Things began to change with the advent of the Second Republic. Following the coup d’état in 1971 and the economic collapse that followed the precipitous expulsion of Ugandan Asians in 1972, teachers began to abandon their profession in droves. Jovia Battaka, Kasigazi and other teachers at Kigezi High School Primary joined the ranks of shopkeepers and other business owners to make ends meet. Battaka sold imported goods and opened a successful shop in Mmengo, Kampala. She went on to become a farmer and a key player in the national tree planting programs to the point of being recognized as woman entrepreneur of the year. 

 

Her most important commitment remained homemaking and motherhood. In addition to raising her biological daughters Charity, Pamela, and Annette, and her sons Ivan and Willis, she opened her home to many children that needed nurturing and support.
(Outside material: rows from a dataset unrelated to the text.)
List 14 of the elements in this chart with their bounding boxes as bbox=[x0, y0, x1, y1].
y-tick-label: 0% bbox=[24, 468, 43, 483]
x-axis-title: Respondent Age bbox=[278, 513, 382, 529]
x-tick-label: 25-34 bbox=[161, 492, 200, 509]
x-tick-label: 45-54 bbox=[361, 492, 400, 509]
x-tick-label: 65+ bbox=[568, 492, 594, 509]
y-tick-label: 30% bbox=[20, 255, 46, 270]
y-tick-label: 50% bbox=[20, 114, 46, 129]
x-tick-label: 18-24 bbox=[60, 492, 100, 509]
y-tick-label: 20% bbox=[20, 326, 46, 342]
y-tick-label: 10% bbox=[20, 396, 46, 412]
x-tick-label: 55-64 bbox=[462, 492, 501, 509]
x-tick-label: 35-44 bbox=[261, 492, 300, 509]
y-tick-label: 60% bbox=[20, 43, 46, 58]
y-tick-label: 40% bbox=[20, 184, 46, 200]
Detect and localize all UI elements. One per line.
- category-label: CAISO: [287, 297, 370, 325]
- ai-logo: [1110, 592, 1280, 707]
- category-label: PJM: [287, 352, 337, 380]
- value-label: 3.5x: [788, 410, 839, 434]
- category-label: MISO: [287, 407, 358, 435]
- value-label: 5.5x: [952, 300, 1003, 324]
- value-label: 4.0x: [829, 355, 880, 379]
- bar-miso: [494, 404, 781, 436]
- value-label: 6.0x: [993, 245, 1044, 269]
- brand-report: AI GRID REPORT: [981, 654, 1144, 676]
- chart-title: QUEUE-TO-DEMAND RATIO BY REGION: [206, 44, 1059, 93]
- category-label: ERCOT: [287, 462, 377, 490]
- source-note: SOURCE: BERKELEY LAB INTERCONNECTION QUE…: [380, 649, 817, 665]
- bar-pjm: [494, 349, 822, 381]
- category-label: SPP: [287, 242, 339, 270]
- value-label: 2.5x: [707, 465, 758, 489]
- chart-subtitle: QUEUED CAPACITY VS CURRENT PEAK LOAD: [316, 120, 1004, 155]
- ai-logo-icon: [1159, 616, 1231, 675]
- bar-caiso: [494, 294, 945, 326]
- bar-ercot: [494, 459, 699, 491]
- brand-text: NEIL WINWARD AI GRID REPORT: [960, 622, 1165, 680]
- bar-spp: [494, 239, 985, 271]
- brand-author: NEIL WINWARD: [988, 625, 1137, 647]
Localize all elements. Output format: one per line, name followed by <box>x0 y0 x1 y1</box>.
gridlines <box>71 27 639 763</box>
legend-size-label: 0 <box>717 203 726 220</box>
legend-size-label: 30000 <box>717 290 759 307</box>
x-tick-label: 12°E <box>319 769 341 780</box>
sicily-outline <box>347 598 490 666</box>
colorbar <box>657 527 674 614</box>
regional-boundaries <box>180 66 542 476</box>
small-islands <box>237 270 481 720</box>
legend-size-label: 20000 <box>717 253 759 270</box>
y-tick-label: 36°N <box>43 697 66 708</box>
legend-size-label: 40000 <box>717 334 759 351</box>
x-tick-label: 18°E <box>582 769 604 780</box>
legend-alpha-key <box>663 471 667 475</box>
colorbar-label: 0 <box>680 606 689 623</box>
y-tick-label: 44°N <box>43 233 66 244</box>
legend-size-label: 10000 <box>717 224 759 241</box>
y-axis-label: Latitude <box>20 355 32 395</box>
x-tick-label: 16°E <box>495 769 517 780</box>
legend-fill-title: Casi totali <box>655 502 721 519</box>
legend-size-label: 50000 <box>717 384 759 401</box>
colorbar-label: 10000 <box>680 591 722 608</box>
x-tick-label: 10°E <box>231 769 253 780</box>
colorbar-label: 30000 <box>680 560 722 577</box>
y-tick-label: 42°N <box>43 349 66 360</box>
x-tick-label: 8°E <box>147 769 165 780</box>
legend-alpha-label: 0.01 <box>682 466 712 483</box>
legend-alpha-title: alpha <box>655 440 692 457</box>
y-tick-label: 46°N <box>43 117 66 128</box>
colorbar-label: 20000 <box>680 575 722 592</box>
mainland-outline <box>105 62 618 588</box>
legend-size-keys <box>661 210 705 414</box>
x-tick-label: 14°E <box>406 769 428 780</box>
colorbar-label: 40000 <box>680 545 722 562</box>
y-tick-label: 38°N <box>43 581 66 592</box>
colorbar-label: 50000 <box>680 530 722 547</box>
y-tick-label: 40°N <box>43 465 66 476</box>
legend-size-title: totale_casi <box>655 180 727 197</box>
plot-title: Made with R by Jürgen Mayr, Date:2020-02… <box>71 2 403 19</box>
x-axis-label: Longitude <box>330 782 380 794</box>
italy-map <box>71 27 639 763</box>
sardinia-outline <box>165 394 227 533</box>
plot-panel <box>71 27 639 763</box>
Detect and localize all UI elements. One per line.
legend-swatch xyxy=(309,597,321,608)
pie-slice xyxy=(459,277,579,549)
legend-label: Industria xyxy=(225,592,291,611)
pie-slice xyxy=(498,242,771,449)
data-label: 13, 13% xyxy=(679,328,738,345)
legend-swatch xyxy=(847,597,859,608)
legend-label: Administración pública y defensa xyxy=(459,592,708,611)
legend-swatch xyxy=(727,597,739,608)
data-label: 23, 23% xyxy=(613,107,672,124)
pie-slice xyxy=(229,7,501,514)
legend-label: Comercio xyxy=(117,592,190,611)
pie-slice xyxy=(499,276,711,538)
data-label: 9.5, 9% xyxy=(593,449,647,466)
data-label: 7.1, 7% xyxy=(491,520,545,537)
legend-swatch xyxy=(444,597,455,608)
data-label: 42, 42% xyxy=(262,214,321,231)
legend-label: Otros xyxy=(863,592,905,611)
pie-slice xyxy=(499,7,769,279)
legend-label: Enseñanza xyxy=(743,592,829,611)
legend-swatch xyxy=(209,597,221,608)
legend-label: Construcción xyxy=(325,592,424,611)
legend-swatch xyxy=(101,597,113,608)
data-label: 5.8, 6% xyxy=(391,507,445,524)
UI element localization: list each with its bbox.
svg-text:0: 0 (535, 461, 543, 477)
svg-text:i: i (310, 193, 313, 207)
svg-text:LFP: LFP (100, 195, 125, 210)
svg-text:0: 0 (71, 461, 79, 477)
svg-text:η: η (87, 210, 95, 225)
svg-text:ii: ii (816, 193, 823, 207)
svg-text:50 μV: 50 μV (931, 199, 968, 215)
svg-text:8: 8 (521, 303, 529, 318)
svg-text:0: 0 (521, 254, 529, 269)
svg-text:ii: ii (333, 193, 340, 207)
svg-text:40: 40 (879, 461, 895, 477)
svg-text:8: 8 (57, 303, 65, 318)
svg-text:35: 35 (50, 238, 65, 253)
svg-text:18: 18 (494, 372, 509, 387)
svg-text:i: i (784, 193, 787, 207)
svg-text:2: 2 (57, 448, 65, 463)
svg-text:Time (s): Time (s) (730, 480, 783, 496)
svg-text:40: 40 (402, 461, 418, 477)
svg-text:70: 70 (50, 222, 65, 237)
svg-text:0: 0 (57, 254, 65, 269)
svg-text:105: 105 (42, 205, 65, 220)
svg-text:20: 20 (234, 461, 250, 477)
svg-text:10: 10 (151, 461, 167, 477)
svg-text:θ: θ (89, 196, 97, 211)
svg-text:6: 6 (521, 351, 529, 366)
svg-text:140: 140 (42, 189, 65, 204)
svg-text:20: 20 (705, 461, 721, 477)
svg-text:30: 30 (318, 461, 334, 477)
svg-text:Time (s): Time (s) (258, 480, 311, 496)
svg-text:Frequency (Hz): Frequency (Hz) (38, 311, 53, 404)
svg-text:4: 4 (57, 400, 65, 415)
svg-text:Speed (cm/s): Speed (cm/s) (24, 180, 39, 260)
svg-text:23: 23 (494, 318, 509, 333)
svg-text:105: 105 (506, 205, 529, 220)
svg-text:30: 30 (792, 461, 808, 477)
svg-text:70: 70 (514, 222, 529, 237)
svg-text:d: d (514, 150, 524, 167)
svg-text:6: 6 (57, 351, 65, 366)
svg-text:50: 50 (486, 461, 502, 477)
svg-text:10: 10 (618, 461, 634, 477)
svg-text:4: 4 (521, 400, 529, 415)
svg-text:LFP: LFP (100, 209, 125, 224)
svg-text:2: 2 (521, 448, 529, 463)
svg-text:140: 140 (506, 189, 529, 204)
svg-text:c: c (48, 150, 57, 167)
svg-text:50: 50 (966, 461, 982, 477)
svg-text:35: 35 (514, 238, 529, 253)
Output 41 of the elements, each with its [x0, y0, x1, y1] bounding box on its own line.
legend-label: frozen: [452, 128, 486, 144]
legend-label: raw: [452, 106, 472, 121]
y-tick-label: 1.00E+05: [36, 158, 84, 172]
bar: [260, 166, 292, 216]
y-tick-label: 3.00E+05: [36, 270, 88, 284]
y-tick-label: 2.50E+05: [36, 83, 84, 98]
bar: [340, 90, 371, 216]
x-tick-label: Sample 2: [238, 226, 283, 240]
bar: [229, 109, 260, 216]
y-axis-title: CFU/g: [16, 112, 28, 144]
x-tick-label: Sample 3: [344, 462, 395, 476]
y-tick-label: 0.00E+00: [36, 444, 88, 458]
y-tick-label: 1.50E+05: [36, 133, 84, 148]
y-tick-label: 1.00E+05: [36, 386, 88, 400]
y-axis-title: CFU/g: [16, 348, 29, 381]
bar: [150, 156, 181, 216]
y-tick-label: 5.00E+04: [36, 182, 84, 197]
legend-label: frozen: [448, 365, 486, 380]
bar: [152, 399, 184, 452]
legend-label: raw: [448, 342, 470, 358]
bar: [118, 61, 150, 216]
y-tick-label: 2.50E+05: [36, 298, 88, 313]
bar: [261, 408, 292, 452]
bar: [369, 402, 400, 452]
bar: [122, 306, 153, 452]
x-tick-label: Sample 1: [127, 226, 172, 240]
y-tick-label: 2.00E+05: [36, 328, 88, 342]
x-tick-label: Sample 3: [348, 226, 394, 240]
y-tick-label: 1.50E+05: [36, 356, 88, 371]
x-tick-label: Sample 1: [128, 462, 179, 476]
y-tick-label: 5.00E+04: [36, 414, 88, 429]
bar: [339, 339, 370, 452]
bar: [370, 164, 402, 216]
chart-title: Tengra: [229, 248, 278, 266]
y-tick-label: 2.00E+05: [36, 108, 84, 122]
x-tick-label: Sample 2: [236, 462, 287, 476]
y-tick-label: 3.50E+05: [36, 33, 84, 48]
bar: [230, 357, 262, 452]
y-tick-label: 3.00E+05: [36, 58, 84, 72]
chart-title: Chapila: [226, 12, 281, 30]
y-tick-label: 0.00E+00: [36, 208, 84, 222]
She remained very energetic, loved to travel, and regularly walked long distances along the streets of Ntinda, a Kampala suburb where she spent her last years. 

 

He death at 76 was shocking because it was unexpected. Yet we are very thankful even as we mourn this wonderful, loving woman upon whose shoulders we gratefully stand. Our gratitude is to her and all who have taught us along our unfinished journey of learning. 

 

Our thoughts are with her husband, their offspring, and other relatives. We know she is safe because she was a born again Christian.  Mrs. Battaka’s earthly body will be buried at her family home in Nyakagyeme, Rukungiri, Kigyezi on Thursday July 28. Her impact endures. Her smile shines comfort. Our hearts are full of gratitude and sing with joy to the Lord who lent her to us. Forever indebted.